According to Ma'ikwe I got lumped in with everyone else anyway by virtue of being caught working with hand tools. (I think if I had been knitting it would have raised eyebrows, but working with a screw gun definitely placed me in the guy thing category.) I chafed a bit at the lumping—after all, it's not common that I work on cisterns, yet I doubt it was exceptional in the least that those other guys were under their respective hoods. If the women had posed their question in the morning instead of the afternoon, my answer would have been composing a blog entry, which isn't a particularly gendered activity. Oh well. At the end of the day I reckon I'm still just a guy, even if I sometimes forget or stray a bit from the full stereotype.
Incidentally, today I oversaw the culmination of many days work (not just last Sunday's) when a group of six of us poured three-plus yards of concrete to form the lid on my wife's cistern. It was a 21'x8' barrel vault that took 50 hours to form and one hour to pour. And am I ever glad that sucker is done. I started that project 28 months ago and the hardest parts are now (finally) completed. I still have to set up a rain washer and install the submersible pump, but that's minor. This winter, for the first time since she moved into her house three years ago, Ma'ikwe will have running water.

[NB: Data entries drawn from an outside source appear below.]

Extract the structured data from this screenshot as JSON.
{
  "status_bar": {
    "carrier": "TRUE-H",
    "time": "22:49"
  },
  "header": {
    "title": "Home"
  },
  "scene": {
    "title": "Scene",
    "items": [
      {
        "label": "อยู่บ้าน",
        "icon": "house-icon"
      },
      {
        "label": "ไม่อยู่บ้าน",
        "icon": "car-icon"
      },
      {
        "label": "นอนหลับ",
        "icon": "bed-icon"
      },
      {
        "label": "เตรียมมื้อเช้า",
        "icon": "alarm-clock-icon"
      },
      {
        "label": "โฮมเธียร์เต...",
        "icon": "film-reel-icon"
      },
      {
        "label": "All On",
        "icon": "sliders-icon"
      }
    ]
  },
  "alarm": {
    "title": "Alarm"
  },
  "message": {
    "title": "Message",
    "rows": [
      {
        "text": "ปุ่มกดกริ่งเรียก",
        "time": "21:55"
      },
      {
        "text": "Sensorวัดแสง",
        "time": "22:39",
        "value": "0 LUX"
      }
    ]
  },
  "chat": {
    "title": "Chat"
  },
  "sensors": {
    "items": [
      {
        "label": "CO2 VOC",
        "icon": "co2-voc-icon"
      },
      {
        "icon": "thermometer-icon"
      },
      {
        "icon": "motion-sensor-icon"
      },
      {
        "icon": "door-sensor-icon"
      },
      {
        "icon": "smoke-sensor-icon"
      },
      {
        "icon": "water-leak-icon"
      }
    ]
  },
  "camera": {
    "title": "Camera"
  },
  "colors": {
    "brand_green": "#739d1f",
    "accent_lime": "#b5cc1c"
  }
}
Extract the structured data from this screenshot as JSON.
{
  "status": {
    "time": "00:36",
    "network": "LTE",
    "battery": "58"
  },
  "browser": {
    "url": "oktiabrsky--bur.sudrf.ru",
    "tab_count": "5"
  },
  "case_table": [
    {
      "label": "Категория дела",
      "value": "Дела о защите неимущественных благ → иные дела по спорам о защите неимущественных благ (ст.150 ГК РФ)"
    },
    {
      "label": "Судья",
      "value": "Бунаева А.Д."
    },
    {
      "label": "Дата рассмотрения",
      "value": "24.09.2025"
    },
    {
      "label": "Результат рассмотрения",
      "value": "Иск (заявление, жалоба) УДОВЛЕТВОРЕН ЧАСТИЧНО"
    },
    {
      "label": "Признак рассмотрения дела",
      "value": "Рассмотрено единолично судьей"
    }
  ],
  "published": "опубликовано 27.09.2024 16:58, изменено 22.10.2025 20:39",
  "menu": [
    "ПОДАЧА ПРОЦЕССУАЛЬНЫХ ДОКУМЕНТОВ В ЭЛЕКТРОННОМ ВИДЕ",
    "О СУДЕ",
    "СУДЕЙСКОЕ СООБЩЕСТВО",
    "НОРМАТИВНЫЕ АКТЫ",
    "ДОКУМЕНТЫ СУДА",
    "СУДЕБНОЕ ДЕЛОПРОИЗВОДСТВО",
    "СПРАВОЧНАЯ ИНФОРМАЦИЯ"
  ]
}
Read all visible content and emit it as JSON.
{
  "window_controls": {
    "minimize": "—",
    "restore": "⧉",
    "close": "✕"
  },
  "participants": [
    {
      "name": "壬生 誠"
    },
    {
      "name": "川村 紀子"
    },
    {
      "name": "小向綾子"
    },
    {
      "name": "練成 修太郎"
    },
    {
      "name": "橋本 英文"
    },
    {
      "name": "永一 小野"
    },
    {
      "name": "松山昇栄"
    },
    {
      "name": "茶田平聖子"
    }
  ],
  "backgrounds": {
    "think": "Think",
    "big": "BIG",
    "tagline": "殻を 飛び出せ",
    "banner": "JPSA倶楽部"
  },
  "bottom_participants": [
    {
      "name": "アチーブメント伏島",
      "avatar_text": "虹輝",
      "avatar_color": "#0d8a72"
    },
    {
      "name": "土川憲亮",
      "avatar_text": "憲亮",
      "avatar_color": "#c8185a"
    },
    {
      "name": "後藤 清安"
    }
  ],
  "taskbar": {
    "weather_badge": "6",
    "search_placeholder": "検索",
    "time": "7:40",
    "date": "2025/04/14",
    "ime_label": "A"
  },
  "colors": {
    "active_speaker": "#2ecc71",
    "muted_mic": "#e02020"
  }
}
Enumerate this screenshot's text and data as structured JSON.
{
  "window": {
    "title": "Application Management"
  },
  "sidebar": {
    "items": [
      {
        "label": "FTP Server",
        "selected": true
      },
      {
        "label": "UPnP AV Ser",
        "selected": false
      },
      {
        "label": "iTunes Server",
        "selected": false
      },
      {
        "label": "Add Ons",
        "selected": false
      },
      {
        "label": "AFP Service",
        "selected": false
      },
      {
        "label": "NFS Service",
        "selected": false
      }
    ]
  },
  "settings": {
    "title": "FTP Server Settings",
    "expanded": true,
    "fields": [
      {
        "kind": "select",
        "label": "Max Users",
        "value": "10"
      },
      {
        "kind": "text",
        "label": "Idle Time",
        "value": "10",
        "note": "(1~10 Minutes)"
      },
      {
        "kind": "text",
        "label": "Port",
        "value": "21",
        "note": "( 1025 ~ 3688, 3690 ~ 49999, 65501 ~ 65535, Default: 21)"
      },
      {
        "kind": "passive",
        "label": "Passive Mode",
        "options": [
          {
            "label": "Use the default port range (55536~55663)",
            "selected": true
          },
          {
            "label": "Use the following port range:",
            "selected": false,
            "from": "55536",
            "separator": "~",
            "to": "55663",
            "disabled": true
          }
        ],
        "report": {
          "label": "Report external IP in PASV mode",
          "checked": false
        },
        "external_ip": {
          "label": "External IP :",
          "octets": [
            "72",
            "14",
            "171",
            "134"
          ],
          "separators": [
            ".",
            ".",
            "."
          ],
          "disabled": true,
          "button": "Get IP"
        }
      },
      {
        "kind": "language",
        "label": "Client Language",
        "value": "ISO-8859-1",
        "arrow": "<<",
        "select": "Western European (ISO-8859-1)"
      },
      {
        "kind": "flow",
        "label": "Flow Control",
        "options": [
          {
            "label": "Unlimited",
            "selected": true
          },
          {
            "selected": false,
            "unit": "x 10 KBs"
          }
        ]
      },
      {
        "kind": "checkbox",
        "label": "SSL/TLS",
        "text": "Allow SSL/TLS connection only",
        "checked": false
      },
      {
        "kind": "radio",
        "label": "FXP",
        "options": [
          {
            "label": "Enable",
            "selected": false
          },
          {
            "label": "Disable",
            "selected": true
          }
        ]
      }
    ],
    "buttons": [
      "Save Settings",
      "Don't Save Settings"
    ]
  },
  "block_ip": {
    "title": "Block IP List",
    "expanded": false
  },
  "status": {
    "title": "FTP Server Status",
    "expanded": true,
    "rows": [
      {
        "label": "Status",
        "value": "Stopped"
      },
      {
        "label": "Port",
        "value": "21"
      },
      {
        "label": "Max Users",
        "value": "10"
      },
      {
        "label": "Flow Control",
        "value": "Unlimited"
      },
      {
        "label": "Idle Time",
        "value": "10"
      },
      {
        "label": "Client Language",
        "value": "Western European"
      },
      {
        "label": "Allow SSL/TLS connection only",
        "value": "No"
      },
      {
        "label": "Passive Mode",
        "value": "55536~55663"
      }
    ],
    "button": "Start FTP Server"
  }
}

Yippee!
Crossing this large task off my To Do List was all the sweeter in that tomorrow I'm outbound for 40 days
It will be a treat to sleep at Ma'ikwe's tonight—our last night together for a while—and have the cistern lid in my rear view mirror when I close my eyes at night. While that's probably the same satisfaction that all guys feel after a knocking off a big job, I don't think there's any need to be alarmed… unless I start babbling about the payload on 3/4-ton pickups or the gas mileage on a Prius, in which case you should suspect doping or food poisoning and call for my blood to be tested.